Fortunately, none of this makes Spectre a horrible failure. The action scenes in Mexico City and Rome are a treat, and despite an irritating fondness for focus pulls the film looks terrific. Moreover, the film lives in its secondary characters: the rotting Mr White, the lurking Hinx, the long-suffering M and peevish Q. Seydoux’s Swann is a woman with real attitude and a credible history, and does more than the traditional Bond girl is asked to do in terms of acting. Together, these characters help to round out Spectre into a functional movie, yet even here the writers fall down on the job. James and Madeleine arrive in London, acutely aware that danger lurks around every corner; and she’s allowed to wander off on her own? Swann is surely too clever for such things; Christmas Jones, or Mary Goodnight, now that’s another matter…

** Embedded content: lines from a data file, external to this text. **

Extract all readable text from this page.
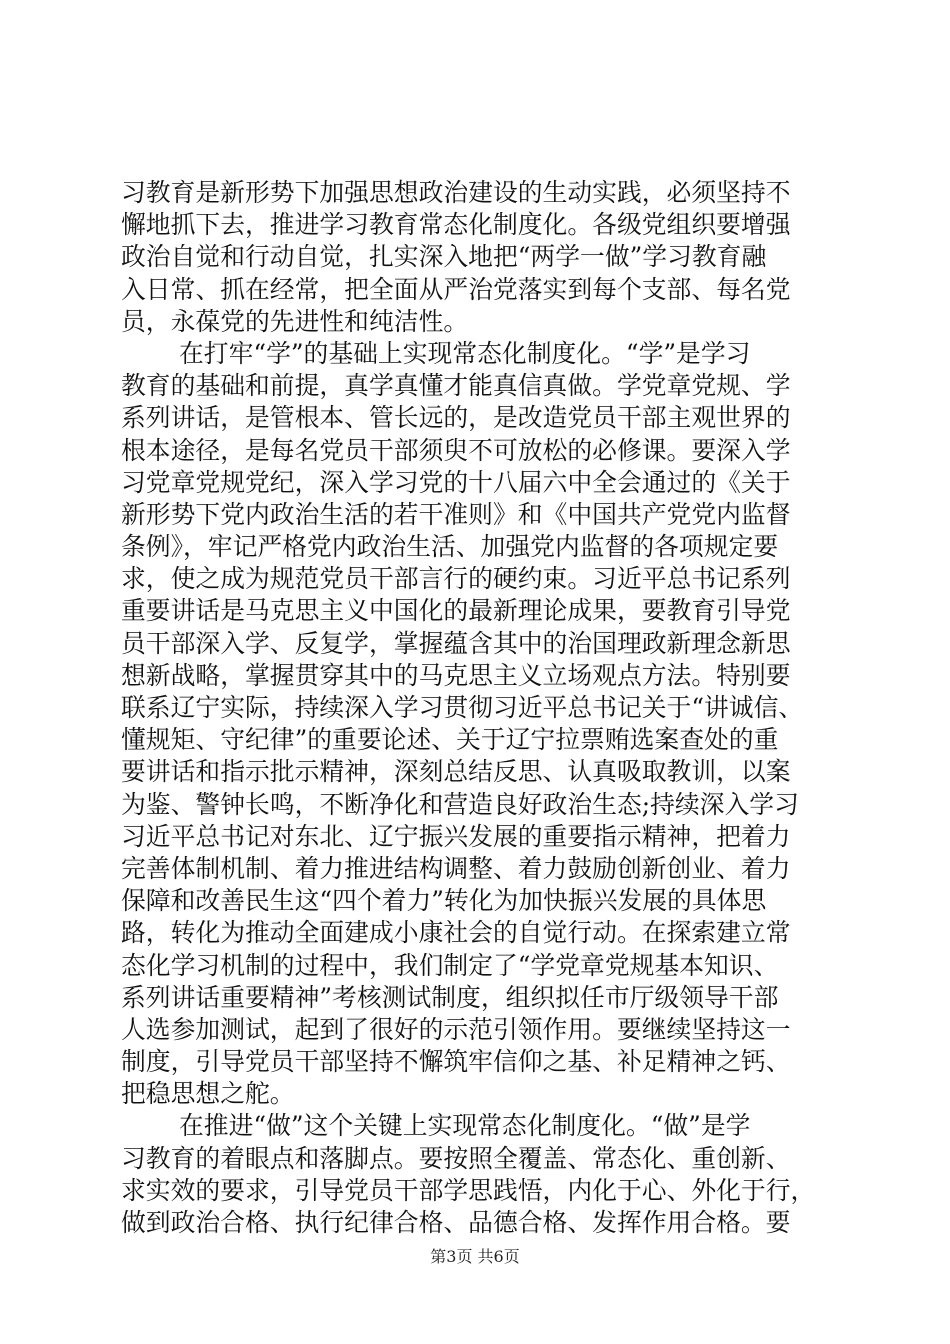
习教育是新形势下加强思想政治建设的生动实践，必须坚持不
懈地抓下去，推进学习教育常态化制度化。各级党组织要增强
政治自觉和行动自觉，扎实深入地把“两学一做”学习教育融
入日常、抓在经常，把全面从严治党落实到每个支部、每名党
员，永葆党的先进性和纯洁性。
在打牢“学”的基础上实现常态化制度化。“学”是学习
教育的基础和前提，真学真懂才能真信真做。学党章党规、学
系列讲话，是管根本、管长远的，是改造党员干部主观世界的
根本途径，是每名党员干部须臾不可放松的必修课。要深入学
习党章党规党纪，深入学习党的十八届六中全会通过的《关于
新形势下党内政治生活的若干准则》和《中国共产党党内监督
条例》，牢记严格党内政治生活、加强党内监督的各项规定要
求，使之成为规范党员干部言行的硬约束。习近平总书记系列
重要讲话是马克思主义中国化的最新理论成果，要教育引导党
员干部深入学、反复学，掌握蕴含其中的治国理政新理念新思
想新战略，掌握贯穿其中的马克思主义立场观点方法。特别要
联系辽宁实际，持续深入学习贯彻习近平总书记关于“讲诚信、
懂规矩、守纪律”的重要论述、关于辽宁拉票贿选案查处的重
要讲话和指示批示精神，深刻总结反思、认真吸取教训，以案
为鉴、警钟长鸣，不断净化和营造良好政治生态;持续深入学习
习近平总书记对东北、辽宁振兴发展的重要指示精神，把着力
完善体制机制、着力推进结构调整、着力鼓励创新创业、着力
保障和改善民生这“四个着力”转化为加快振兴发展的具体思
路，转化为推动全面建成小康社会的自觉行动。在探索建立常
态化学习机制的过程中，我们制定了“学党章党规基本知识、
系列讲话重要精神”考核测试制度，组织拟任市厅级领导干部
人选参加测试，起到了很好的示范引领作用。要继续坚持这一
制度，引导党员干部坚持不懈筑牢信仰之基、补足精神之钙、
把稳思想之舵。
在推进“做”这个关键上实现常态化制度化。“做”是学
习教育的着眼点和落脚点。要按照全覆盖、常态化、重创新、
求实效的要求，引导党员干部学思践悟，内化于心、外化于行，
做到政治合格、执行纪律合格、品德合格、发挥作用合格。要
第3页 共6页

I was never bored by Spectre, and while I didn’t love Craig’s taciturn hero, he’s still preferable (in my mind) to any of Roger Moore’s tepid turns as 007. Like him or not, this current Bond has style; regrettably, on this occasion he has very little of substance to work with, making Spectre a distinctly sub-standard effort in the series. It’s a Bond film – just about – but not much of one.
NOTE: Not that I’m one to condone leaks or hacks, but Sony emails about the deficiencies of the third act of Spectre make for an intriguing read. Safe to say that not all of the execs’ concerns were addressed in full.